Red intensity indicates relative frequency of donor specific indirect pathway Teff cells, which may be Th1 or Th17 type; blue intensity denotes relative frequency of indirect pathway Treg cells, which may be Th3 or Tr1 type. Dendritic cells (DC) or germinal center (GC) B cells present donor-derived peptides (pink lines), which arise from processed soluble donor HLA (sHLA) or minor H antigens, to indirect pathway T cells. The black intensity (bottom) represents the relative amount of the immunosuppressive medication of patients, ranging from steroid monotherapy to standard immunosuppression (SI; middle), to chronic rejection (left).

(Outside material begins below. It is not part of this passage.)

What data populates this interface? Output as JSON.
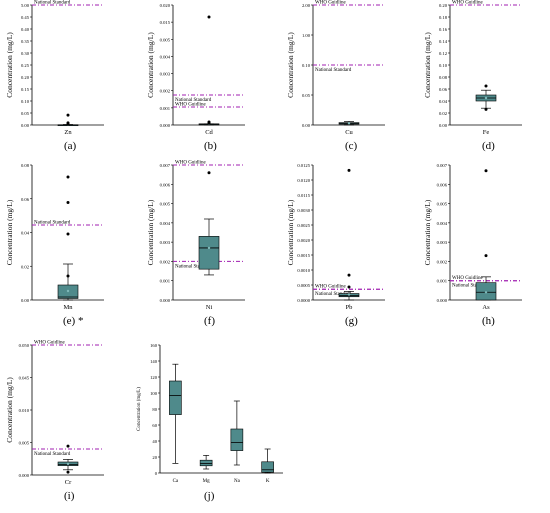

Rescue therapy refers to emergency measures such as plasmapheresis and high dose steroids applied in cases of unstable and decreasing graft function, along with increased Teff cells and increased DSA-secreting B cells. Decreased immunosuppression is associated with increased indirect pathway Treg cells and, once the patient is off of all immunosuppression, increased numbers of naïve B, possibly Breg, cells.